In St. Francisville, La., a community where the synagogue closed in 1921 and the Jewish community disappeared long ago, there will be a dedication of a Torah from India on Oct. 30.
It is part of a weekend marking the opening of the United Israel Center South office, part of the United Israel World Union.
St. Francisville’s Ross Nichols, senior vice president of the Union, directs Roots of Faith, the Union’s outreach effort. He does a Biblical webcast from St. Francisville every Saturday morning, presenting “ancient truth for a modern world.”
He says the sessions are “where the Scriptures are proclaimed from their original and thoroughly Hebraic perspective, and where anyone who believes in the God of Israel and seeks to live according to the principles of the Hebrew Bible is welcome.”

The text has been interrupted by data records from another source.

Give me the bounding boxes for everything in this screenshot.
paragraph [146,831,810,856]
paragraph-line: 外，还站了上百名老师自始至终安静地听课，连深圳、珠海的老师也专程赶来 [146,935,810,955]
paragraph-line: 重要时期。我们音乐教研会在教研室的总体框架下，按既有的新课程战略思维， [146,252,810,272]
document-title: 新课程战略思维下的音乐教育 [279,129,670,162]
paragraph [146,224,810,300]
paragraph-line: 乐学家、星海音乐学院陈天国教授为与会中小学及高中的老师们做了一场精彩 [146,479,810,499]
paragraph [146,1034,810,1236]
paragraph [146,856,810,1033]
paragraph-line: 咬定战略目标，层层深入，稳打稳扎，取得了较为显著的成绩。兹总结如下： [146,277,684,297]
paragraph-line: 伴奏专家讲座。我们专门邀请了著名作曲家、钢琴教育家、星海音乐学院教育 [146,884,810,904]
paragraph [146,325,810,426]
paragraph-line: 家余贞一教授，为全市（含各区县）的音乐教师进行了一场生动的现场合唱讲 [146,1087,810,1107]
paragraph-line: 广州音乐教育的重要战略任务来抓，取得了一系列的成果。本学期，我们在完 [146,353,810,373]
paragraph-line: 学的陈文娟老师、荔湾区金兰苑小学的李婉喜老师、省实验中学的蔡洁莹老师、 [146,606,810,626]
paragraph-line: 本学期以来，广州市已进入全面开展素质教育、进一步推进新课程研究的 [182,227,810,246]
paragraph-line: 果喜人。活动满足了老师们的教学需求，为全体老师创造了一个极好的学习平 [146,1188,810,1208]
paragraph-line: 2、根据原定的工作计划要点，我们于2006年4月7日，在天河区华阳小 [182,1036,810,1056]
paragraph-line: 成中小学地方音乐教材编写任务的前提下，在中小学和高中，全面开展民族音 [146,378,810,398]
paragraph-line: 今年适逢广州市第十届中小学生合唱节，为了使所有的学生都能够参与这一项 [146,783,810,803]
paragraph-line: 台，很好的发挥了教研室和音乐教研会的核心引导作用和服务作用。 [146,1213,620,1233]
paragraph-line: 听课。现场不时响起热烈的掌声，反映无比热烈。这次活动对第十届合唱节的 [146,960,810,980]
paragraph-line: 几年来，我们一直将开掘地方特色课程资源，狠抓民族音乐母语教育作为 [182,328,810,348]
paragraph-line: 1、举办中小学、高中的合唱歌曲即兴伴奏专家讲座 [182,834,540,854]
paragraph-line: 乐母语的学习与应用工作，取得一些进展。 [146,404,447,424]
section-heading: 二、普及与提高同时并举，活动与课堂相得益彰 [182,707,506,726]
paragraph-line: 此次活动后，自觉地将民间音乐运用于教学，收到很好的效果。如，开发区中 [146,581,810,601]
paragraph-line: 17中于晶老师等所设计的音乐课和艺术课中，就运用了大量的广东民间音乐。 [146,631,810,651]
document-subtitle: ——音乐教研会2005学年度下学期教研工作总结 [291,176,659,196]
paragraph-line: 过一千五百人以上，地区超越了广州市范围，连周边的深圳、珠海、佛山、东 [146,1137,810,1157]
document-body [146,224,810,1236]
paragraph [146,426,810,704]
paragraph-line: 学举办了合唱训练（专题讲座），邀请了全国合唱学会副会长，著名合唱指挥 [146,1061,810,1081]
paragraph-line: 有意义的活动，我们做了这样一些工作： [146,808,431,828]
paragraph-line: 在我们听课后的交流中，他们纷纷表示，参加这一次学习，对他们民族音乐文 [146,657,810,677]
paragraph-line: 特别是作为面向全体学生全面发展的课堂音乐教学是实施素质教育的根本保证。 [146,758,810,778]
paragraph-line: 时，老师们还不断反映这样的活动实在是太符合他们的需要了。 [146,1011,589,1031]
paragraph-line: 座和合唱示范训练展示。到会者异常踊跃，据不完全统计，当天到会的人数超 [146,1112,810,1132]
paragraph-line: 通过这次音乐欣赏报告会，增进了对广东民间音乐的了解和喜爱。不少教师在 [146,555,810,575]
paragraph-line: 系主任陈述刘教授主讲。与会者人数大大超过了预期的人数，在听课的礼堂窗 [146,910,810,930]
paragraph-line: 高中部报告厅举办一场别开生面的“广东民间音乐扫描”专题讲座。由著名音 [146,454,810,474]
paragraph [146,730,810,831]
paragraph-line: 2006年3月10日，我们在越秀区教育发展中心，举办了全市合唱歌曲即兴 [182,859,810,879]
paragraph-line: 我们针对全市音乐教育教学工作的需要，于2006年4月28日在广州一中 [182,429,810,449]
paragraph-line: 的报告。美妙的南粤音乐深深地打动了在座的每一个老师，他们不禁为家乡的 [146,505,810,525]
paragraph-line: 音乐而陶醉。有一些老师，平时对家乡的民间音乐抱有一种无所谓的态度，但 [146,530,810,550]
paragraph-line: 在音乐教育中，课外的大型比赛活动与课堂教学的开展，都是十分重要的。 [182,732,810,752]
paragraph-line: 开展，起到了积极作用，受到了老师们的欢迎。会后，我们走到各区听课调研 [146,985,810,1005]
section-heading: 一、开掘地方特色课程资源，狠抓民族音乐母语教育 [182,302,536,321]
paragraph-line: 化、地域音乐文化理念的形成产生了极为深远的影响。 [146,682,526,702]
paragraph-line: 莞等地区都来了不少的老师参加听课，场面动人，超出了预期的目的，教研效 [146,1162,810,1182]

In 2009, he gave a talk at Temple Sinai in St. Franciscville, “Following Jesus… Out of Christianity,” and next spring will release a book by that title. Coming from a Christian background, Nichols now regards Jesus as a teacher, not the son of God, and puts his faith “in the Bible that Jesus read,” not the one that was written about him.
The United Israel World Union is an “educational research organization” formed in 1944 by David Horowitz, to be a home for those who are drawn to Hebrew scriptures to “restore Abrahamic faith” and to educate Christians about the Hebraic roots of their faith.
This month, Nichols moved a trove of Judaic books and artifacts from the group’s Charlotte, N.C. office to Louisiana.
The Torah is one of several brought to the United States from India by Edward Abrahams, who grew up in Calcutta. When he was six months old, his father was murdered by Arabs in Iraq, where he was born, and his mother brought the family to India.
He made his way to the United States in 1917, and after working on ships, he embraced a hobo life, starting out from New Orleans in 1922. He eventually settled down and went into the gas station business in New York.
In 1959 Abrahams started traveling again and went back to India for the first time since his youth. He found a community that had mostly disappeared and Torahs sitting in unused synagogues. He arranged for several scrolls to be brought to the U.S., where the Brotherhood Synagogue in Greenwich Village, N.Y., served as caretaker.
Some of the scrolls were distributed, including one to the International Synagogue at John F. Kennedy Airport.
One went to the UIWU congregation in Michigan, then to the UIWU center in Charlotte.
The dedication weekend starts on Oct. 28 at 5 p.m. with an open house. At 7:30 p.m., leaders of the group will “share the vision of UIWU” and discuss future plans.
The building will open at 9:30 a.m. on Oct. 29. Nichols will present “A New Beginning: Preaching Moses Every Sabbath” at 10 a.m., and Betty Givin will speak about “The Rembrandt and the Torah: Discovering the Ancient Path” at 11:30 a.m.
After a lunch break, James Tabor will speak on “United Israel 2017: A Clarion Call for our Times” at 1:30 p.m., and Patty and David Tyler will present “The Song of Moses” at 3 p.m. The center will be open that evening, and the next morning.
On Oct. 30 at 10:30 a.m., Ralph Buntyn will present a history of the India scroll and dedicate it. Glenn Chatterton will be ordained at 11:30 a.m., and at 1 p.m. mezuzahs will be placed at the door to the building.
The center is located at 5925 North Commerce Street.
The Jewish community in St. Francisville started in the 1850s, but was not organized until a cemetery was established in 1891. Temple Sinai was incorporated in 1901, and the building was completed in 1903.
In 1904, community leader Julius Freyhan died and left money for the town’s first public school, which was named in his honor. The school, which closed in the 1950s, is located behind Temple Sinai and there is now an effort to restore the building.
Temple Sinai had difficulty finding a permanent rabbi, and wealthier members soon moved to larger communities. In 1921, the Temple Sinai building was sold to the local Presbyterians, who used it until 1994, when it was transferred to the West Feliciana Parish Police Jury. The only known meeting of Temple Sinai after the building was sold was in 1940, to sell part of the cemetery property.
In 2009, the Freyhan Foundation received a Save America’s Treasures grant that enabled a restoration of Temple Sinai.
In December 2012, the newly-renovated Temple Sinai was rededicated as a multi-purpose, non-denominational space for events and programs.
Around 2005, the West Feliciana Historical Society Museum in the visitor information center added an extensive display about the Jewish history of St. Francisville. They also have a map with several sites including historic Jewish homes.